ACT Test Scores Plummet

It’s not just the stock market that’s been plummeting of late. ACT scores among high school students are also declining rather dramatically in a post-pandemic world. In fact, this year’s cohort of high school graduates who took the ACT scored lower on the exam than any other graduating class in the last three decades. That’s right. Three decades! Wondering just how low the average ACT composite score slipped?

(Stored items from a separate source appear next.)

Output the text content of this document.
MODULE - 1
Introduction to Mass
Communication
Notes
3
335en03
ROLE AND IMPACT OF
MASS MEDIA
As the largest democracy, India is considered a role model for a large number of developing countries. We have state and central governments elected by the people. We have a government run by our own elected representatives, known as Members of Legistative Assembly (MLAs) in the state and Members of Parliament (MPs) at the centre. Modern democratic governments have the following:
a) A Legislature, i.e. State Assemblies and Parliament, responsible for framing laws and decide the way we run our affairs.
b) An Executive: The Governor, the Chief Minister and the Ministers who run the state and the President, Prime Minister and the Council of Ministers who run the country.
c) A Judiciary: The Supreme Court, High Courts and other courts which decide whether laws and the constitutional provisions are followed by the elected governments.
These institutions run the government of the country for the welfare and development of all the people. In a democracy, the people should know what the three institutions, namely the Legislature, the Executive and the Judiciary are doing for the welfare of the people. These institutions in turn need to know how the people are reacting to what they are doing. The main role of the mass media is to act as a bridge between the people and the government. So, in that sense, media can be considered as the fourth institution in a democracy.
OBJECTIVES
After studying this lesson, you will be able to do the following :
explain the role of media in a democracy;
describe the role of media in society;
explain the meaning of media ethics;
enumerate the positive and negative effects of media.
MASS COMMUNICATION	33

To a 19.8 — the lowest total since 1991!

The New York Post reports on a concerning trend among ACT test-takers.

As Cayla Bamberger reports for The New York Post in a piece entitled “ACT test scores drop to their lowest in 30 years in dramatic pandemic slide,” “Roughly 1.3 million students nationwide took the ACT during their senior year — or 36% of recent graduates. And a greater share of students took the exam more than once compared to 2021 grads. The implications may go beyond the lower scores while applying to college. More than 4 in 10 test-takers did not meet any of the ACT’s benchmarks for ‘college readiness’ in English, reading, math and science — suggesting these students whose high school careers were impacted by COVID-19 for larger stretches may have arrived on campus unprepared for high-level coursework.”

So it’s not just that fewer students are taking the ACT (and the SAT for that matter) in a test-optional college admissions landscape, but the students who are taking the tests, on average, are not performing well — likely because of all the learning opportunities lost during the pandemic. It will be interesting to see how ACT, Inc. (and The College Board for the SAT for that matter) adjust their exams accordingly. Will the tests get easier to accommodate students who don’t perform as well as they did over the last three decades? Or is this the new normal?